Das Italien landschaftlich ein tolles Land ist, wissen wir. Das Italien hochverschuldet ist und viele Bürger keine rechte Lust haben, Steuern zu zahlen, wissen wir auch – und zwar seit Jahrzehnten. By the way: Das durchschnittliche Pro Kopf Vermögen in Italien ist höher als in Deutschland. Nur kommt halt aufgrund der Steuermuffelzahlungsmentalität nix beim Staat an. Ergebnis? Bürger reich und Land arm! Die Staatsverschuldung von Italien ist mit 3,3 Billionen Euro die höchste in der EU. Aber mit solchen Kleinigkeiten kann man sich als Politiker nicht aufhalten, wenn man seinen Wählern Präsente wie Grundeinkommen und Flat-Tax gönnen möchte. Hohe Verschuldung auf der einen Seite, noch höhere geplante Ausgaben auf der anderen Seiten?! Kein Problem, das lässt sich lösen!

Schiebe links, merke drei

Wenn man Großes erreichen möchte, kann man sich nicht von unflexibler Mathematik beeinflussen lassen. Wer fit im Kopf ist wird verstehen, dass man Zahlen einfach dynamischer gestalten und deren Ausdrucksweise kreativer darstellen muss. Wenn man also die Schulden des gleichnamigen Bergs anders verpackt und umbenennt, sind es ja eigentlich keine Schulden mehr. Aber wie stellt man das nur an?

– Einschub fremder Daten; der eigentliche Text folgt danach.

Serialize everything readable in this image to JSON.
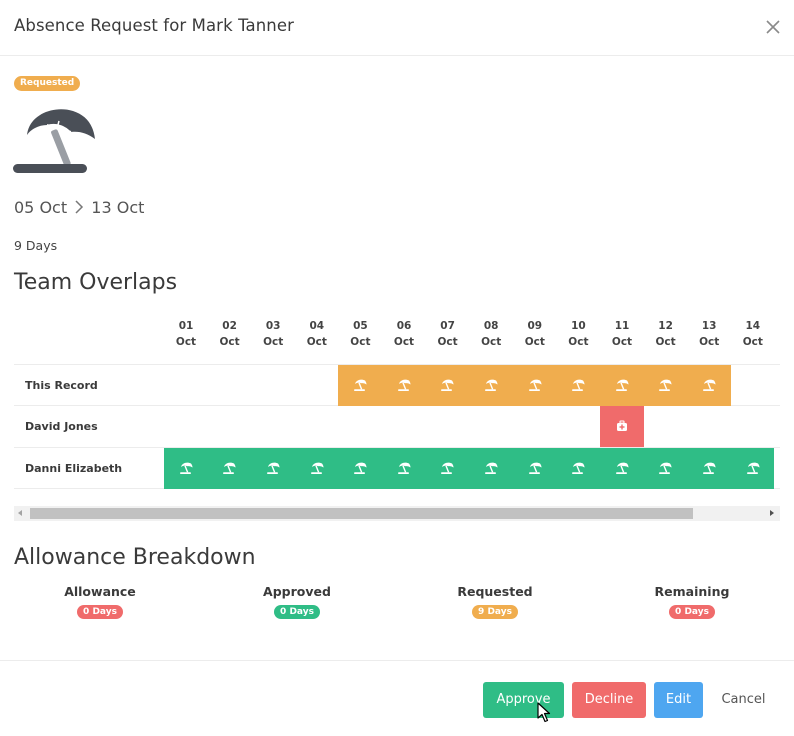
{
  "modal": {
    "title": "Absence Request for Mark Tanner",
    "status_badge": "Requested",
    "absence_icon": "beach-umbrella-icon",
    "date_start": "05 Oct",
    "date_end": "13 Oct",
    "duration": "9 Days"
  },
  "team_overlaps": {
    "title": "Team Overlaps",
    "dates": [
      {
        "day": "01",
        "month": "Oct"
      },
      {
        "day": "02",
        "month": "Oct"
      },
      {
        "day": "03",
        "month": "Oct"
      },
      {
        "day": "04",
        "month": "Oct"
      },
      {
        "day": "05",
        "month": "Oct"
      },
      {
        "day": "06",
        "month": "Oct"
      },
      {
        "day": "07",
        "month": "Oct"
      },
      {
        "day": "08",
        "month": "Oct"
      },
      {
        "day": "09",
        "month": "Oct"
      },
      {
        "day": "10",
        "month": "Oct"
      },
      {
        "day": "11",
        "month": "Oct"
      },
      {
        "day": "12",
        "month": "Oct"
      },
      {
        "day": "13",
        "month": "Oct"
      },
      {
        "day": "14",
        "month": "Oct"
      }
    ],
    "rows": [
      {
        "name": "This Record",
        "from": "05 Oct",
        "to": "13 Oct",
        "type": "holiday",
        "color": "#f0ad4e",
        "icon": "beach-umbrella-icon"
      },
      {
        "name": "David Jones",
        "from": "11 Oct",
        "to": "11 Oct",
        "type": "sickness",
        "color": "#f06b6b",
        "icon": "medical-bag-icon"
      },
      {
        "name": "Danni Elizabeth",
        "from": "01 Oct",
        "to": "14 Oct",
        "type": "holiday",
        "color": "#2fbd86",
        "icon": "beach-umbrella-icon"
      }
    ]
  },
  "allowance": {
    "title": "Allowance Breakdown",
    "stats": [
      {
        "label": "Allowance",
        "value": "0 Days",
        "color": "#f06b6b"
      },
      {
        "label": "Approved",
        "value": "0 Days",
        "color": "#2fbd86"
      },
      {
        "label": "Requested",
        "value": "9 Days",
        "color": "#f0ad4e"
      },
      {
        "label": "Remaining",
        "value": "0 Days",
        "color": "#f06b6b"
      }
    ]
  },
  "footer": {
    "approve_label": "Approve",
    "decline_label": "Decline",
    "edit_label": "Edit",
    "cancel_label": "Cancel"
  },
  "colors": {
    "requested": "#f0ad4e",
    "approve": "#2fbd86",
    "decline": "#f06b6b",
    "edit": "#4ea6f0"
  }
}
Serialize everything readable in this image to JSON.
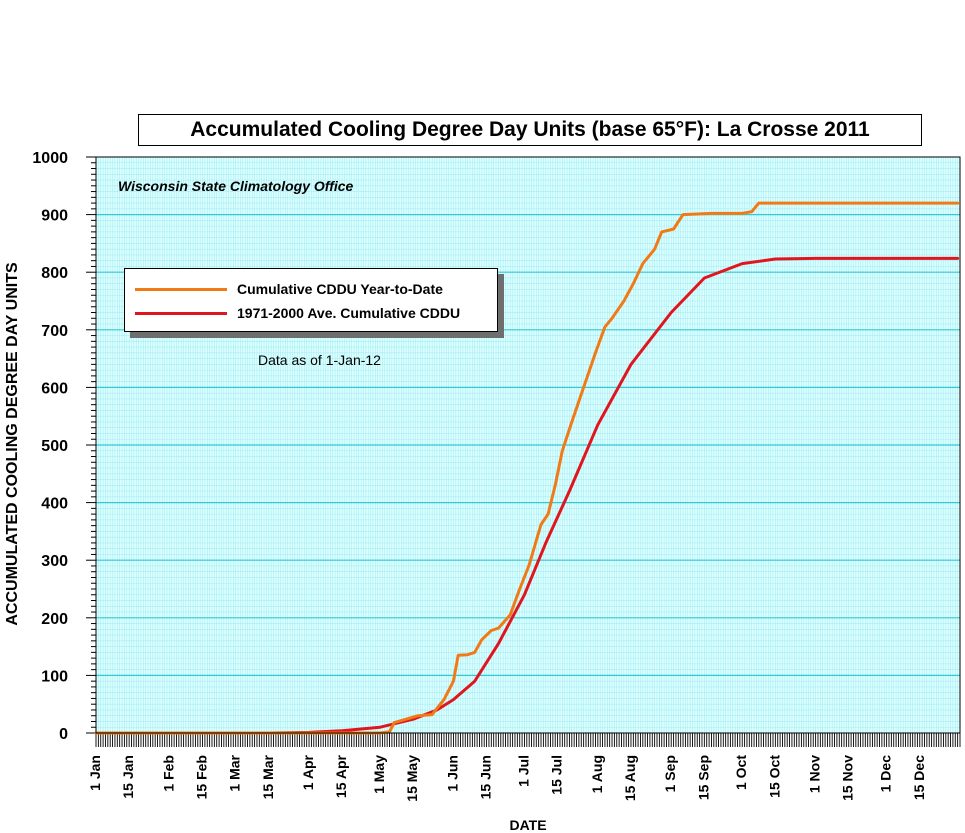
{
  "chart_data": {
    "type": "line",
    "title": "Accumulated Cooling Degree Day Units (base 65°F): La Crosse 2011",
    "xlabel": "DATE",
    "ylabel": "ACCUMULATED COOLING DEGREE DAY UNITS",
    "credit": "Wisconsin State Climatology Office",
    "note": "Data as of 1-Jan-12",
    "ylim": [
      0,
      1000
    ],
    "yticks": [
      0,
      100,
      200,
      300,
      400,
      500,
      600,
      700,
      800,
      900,
      1000
    ],
    "xticks": [
      "1 Jan",
      "15 Jan",
      "1 Feb",
      "15 Feb",
      "1 Mar",
      "15 Mar",
      "1 Apr",
      "15 Apr",
      "1 May",
      "15 May",
      "1 Jun",
      "15 Jun",
      "1 Jul",
      "15 Jul",
      "1 Aug",
      "15 Aug",
      "1 Sep",
      "15 Sep",
      "1 Oct",
      "15 Oct",
      "1 Nov",
      "15 Nov",
      "1 Dec",
      "15 Dec"
    ],
    "grid": true,
    "legend_position": "upper-left",
    "plot_background": "#dcffff",
    "series": [
      {
        "name": "Cumulative CDDU Year-to-Date",
        "color": "#f07b16",
        "points": [
          [
            "2011-01-01",
            0
          ],
          [
            "2011-04-01",
            0
          ],
          [
            "2011-05-01",
            0
          ],
          [
            "2011-05-05",
            2
          ],
          [
            "2011-05-07",
            18
          ],
          [
            "2011-05-12",
            24
          ],
          [
            "2011-05-17",
            30
          ],
          [
            "2011-05-23",
            32
          ],
          [
            "2011-05-28",
            58
          ],
          [
            "2011-06-01",
            90
          ],
          [
            "2011-06-03",
            135
          ],
          [
            "2011-06-07",
            136
          ],
          [
            "2011-06-10",
            140
          ],
          [
            "2011-06-13",
            162
          ],
          [
            "2011-06-17",
            178
          ],
          [
            "2011-06-20",
            182
          ],
          [
            "2011-06-25",
            205
          ],
          [
            "2011-06-29",
            250
          ],
          [
            "2011-07-03",
            292
          ],
          [
            "2011-07-08",
            362
          ],
          [
            "2011-07-11",
            380
          ],
          [
            "2011-07-14",
            430
          ],
          [
            "2011-07-17",
            490
          ],
          [
            "2011-07-21",
            540
          ],
          [
            "2011-07-26",
            600
          ],
          [
            "2011-07-31",
            660
          ],
          [
            "2011-08-04",
            705
          ],
          [
            "2011-08-07",
            720
          ],
          [
            "2011-08-12",
            750
          ],
          [
            "2011-08-16",
            780
          ],
          [
            "2011-08-20",
            815
          ],
          [
            "2011-08-25",
            840
          ],
          [
            "2011-08-28",
            870
          ],
          [
            "2011-09-02",
            875
          ],
          [
            "2011-09-06",
            900
          ],
          [
            "2011-09-18",
            902
          ],
          [
            "2011-10-01",
            902
          ],
          [
            "2011-10-05",
            905
          ],
          [
            "2011-10-08",
            920
          ],
          [
            "2011-12-31",
            920
          ]
        ]
      },
      {
        "name": "1971-2000 Ave. Cumulative CDDU",
        "color": "#e0161e",
        "points": [
          [
            "2011-01-01",
            0
          ],
          [
            "2011-03-15",
            0
          ],
          [
            "2011-04-01",
            1
          ],
          [
            "2011-04-15",
            4
          ],
          [
            "2011-05-01",
            10
          ],
          [
            "2011-05-15",
            24
          ],
          [
            "2011-05-25",
            40
          ],
          [
            "2011-06-01",
            58
          ],
          [
            "2011-06-10",
            90
          ],
          [
            "2011-06-20",
            155
          ],
          [
            "2011-07-01",
            240
          ],
          [
            "2011-07-10",
            330
          ],
          [
            "2011-07-20",
            420
          ],
          [
            "2011-08-01",
            535
          ],
          [
            "2011-08-15",
            640
          ],
          [
            "2011-09-01",
            730
          ],
          [
            "2011-09-15",
            790
          ],
          [
            "2011-10-01",
            815
          ],
          [
            "2011-10-15",
            823
          ],
          [
            "2011-11-01",
            824
          ],
          [
            "2011-12-31",
            824
          ]
        ]
      }
    ]
  }
}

Ganz einfach, man begibt staatseigene Gutscheine. Mit diesen bezahlt der Staat dann die Leistungen, die er z.B. von Unternehmen bezieht. Auch Steuerrückzahlungen (jaja, die gibt es auch in Italien) oder andere Verbindlichkeiten ließen sich so bezahlen. Klingt super, vor allem wenn man einen Gutschein erhält. Der Trick bei der Sache ist aber, dass der Gutschein trotz des wohlklingenden Namens eigentlich ein Schuldschein des Staates ist. Diese Wundertüten werden auch als MiniBots bezeichnet. Bot hat aber nichts mit den bekannten Social Media Trollen zu tun, sondern steht für Buoni Ordinari del Tesoro, was man frei mit kurzlaufenden Nullkupon Staatsbonds übersetzen könnte

Die Idee der politischen Finanzchemiker geht aber noch weiter. Man könnte diese Gut-Schuld-Scheine ja handelbar machen. So könnte z.B. eine Unternehmen oder eine Privatperson wiederum ihre Schulden bei anderen Unternehmen mit dem Dokument bezahlen, usw. Das klingt ja irgendwie nach Geldnoten. Stimmt, ist es vom Grundsatz her auch (siehe Artikel Würden Sie den Scheck eines gewissen "M. Draghi" akzeptieren?). Nur ist im Falle der Wundergutscheine Italien und nicht die EZB der Schuldner. Würde Italien diese Maßnahme umsetzen würde man quasi wieder eine eigene Landeswährung einführen. Im Unterschied zur alten Lira wird diese aber nicht von einer Notenbank, sondern direkt vom Staat begeben. Und genau hier beißt sich die Katze in den Schwanz!

Wäre alles so schön gewesen

Welcher Italiener möchte denn anstelle eines Euro lieber einen Schuldschein (äh Verzeihung, Gutschein) des Italienischen Staates im Wert von einem Euro haben? Niemand. Daher wird auch kein anderer die zinslosen Gutscheine als Zahlungsmittel akzeptieren. Die Papiere sind schlichtweg nicht handelbar (fungibel). Es wäre aber nicht ausgeschlossen, dass Italien die Bezahlung mit eigenen Gutscheinen par ordre du mufti trotzdem einführt. In diesem Fall wären die Papiere meines Erachtens nur mit einem massiven Abschlag in Euro tauschbar. Dies ist eigentlich eine prima Idee, um die Staatsschulden auf die Bürger abzuwälzen. Dann würden unwillige Steuerzahlen quasi indirekt doch noch zur Kasse gebeten. Die so geschröpften Bürger bräuchten dann natürlich das versprochene Grundeinkommen. Der Kreis ist geschlossen – ein wirklicher ausgekochter Plan der Finanzgenies!